The outcome of substance misuse (as specified a priori in the section on Secondary outcomes in the protocol) was modified so that a reader would find it easier to differentiate drug misuse outcomes from alcohol misuse outcomes. It has been replaced by two separate categories: substance misuse (drugs) and substance misuse (alcohol).
Skewed data are reported in separate tables as specified in the original protocol (see Measures of treatment effect). However, where the trial investigators provide results of their own statistical analysis on such data, we report their results descriptively within the section on Effects of interventions.
Where investigators did not provide standard deviations for a continuous outcome, these were calculated where possible from standard errors, confidence intervals, t-values, F values or P values using the method described in the Cochrane Handbook for Systematic Reviews of Interventions, section 7.7.3.3 (Higgins 2008)).

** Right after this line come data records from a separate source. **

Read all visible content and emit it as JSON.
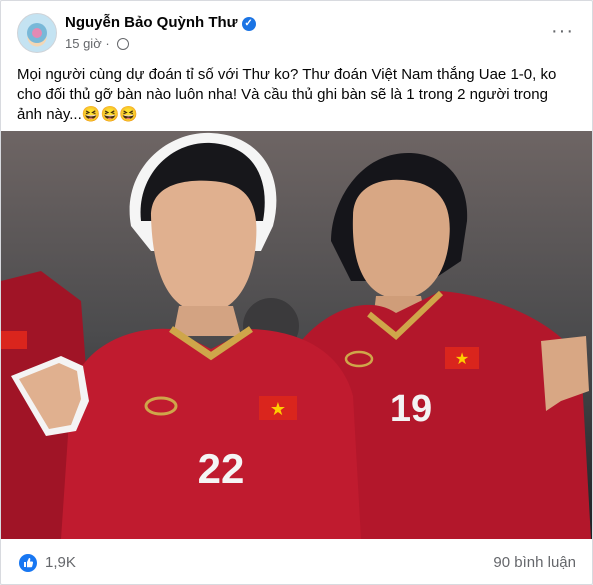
{
  "post": {
    "author": "Nguyễn Bảo Quỳnh Thư",
    "timestamp": "15 giờ",
    "text": "Mọi người cùng dự đoán tỉ số với Thư ko? Thư đoán Việt Nam thắng Uae 1-0, ko cho đối thủ gỡ bàn nào luôn nha! Và cầu thủ ghi bàn sẽ là 1 trong 2 người trong ảnh này...😆😆😆",
    "more_label": "···"
  },
  "photo": {
    "player_left_number": "22",
    "player_right_number": "19",
    "colors": {
      "jersey": "#b3172b",
      "trim": "#cfa64a",
      "flag_red": "#da251d",
      "flag_star": "#ffcd00"
    }
  },
  "footer": {
    "reaction_count": "1,9K",
    "comment_count": "90 bình luận"
  },
  "icons": {
    "verified": "verified-badge-icon",
    "globe": "globe-icon",
    "like": "like-icon",
    "more": "more-options-icon"
  },
  "colors": {
    "accent": "#1877f2",
    "secondary_text": "#65676b"
  }
}
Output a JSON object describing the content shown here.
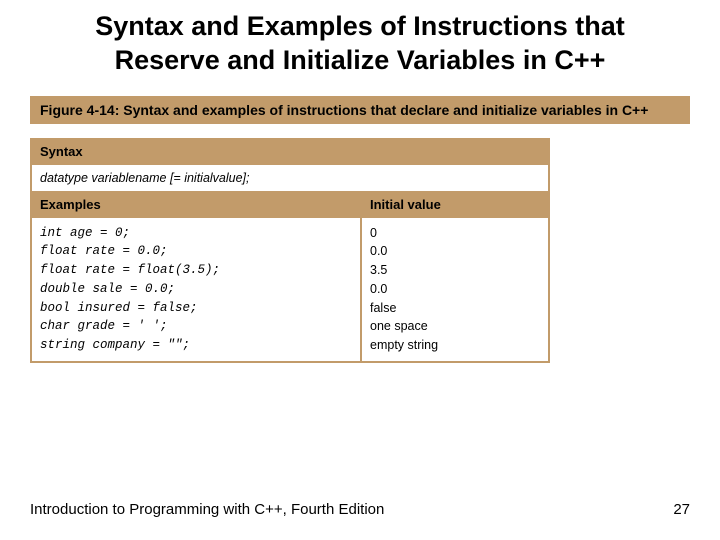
{
  "title": "Syntax and Examples of Instructions that Reserve and Initialize Variables in C++",
  "figure_caption": "Figure 4-14: Syntax and examples of instructions that declare and initialize variables in C++",
  "headers": {
    "syntax": "Syntax",
    "examples": "Examples",
    "initial_value": "Initial value"
  },
  "syntax_line": "datatype variablename [= initialvalue];",
  "examples": [
    {
      "code": "int age = 0;",
      "value": "0"
    },
    {
      "code": "float rate = 0.0;",
      "value": "0.0"
    },
    {
      "code": "float rate = float(3.5);",
      "value": "3.5"
    },
    {
      "code": "double sale = 0.0;",
      "value": "0.0"
    },
    {
      "code": "bool insured = false;",
      "value": "false"
    },
    {
      "code": "char grade = ' ';",
      "value": "one space"
    },
    {
      "code": "string company = \"\";",
      "value": "empty string"
    }
  ],
  "footer": {
    "left": "Introduction to Programming with C++, Fourth Edition",
    "page": "27"
  }
}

The review omits six analyses specified in the original protocol because of insufficient data (see Table 4). These were:
subgroup analysis of effect on primary outcomes of comorbid diagnosis, setting, category of intervention, and whether group-based or individual-based;
sensitivity analysis to investigate the robustness of findings concerning concealment of allocation, blinding of outcome assessors, and extent of drop-outs;
assessment of the extent to which the results of the review could be altered by the missing data by sensitivity analysis based on consideration of ‘best-case’ and ‘worst-case’ scenarios;
sensitivity analysis of the impact of including studies with high attrition rates (25% to 50%);
drawing of funnel plots of effect size versus standard error to assess for possible publication bias; and
grouping of outcome measures by length of follow up.
Footnotes
DECLARATIONS OF INTEREST
Conor Duggan: Chair, UK National Institute of Clinical Excellence Committee on antisocial personality disorder; advisor to a current randomised controlled trial of schema focused therapy at Ashworth High Secure Hospital, UK; investigator in a completed randomised controlled trial of social problem-solving therapy plus psychoeducation for people with personality disorder (Huband 2007).
Nick Huband: investigator in a completed randomised controlled trial of social problem-solving therapy plus psychoeducation for people with personality disorder (Huband 2007); because this study was included in this review, NH and CD excluded themselves from data extraction and summarising the risk of bias for this trial.
Klaus Lieb: Chair, Department of Psychiatry and Psychotherapy, University Medical Center, Mainz; advisor to a planned randomised controlled trial of inpatient schema therapy in patients with personality disorders.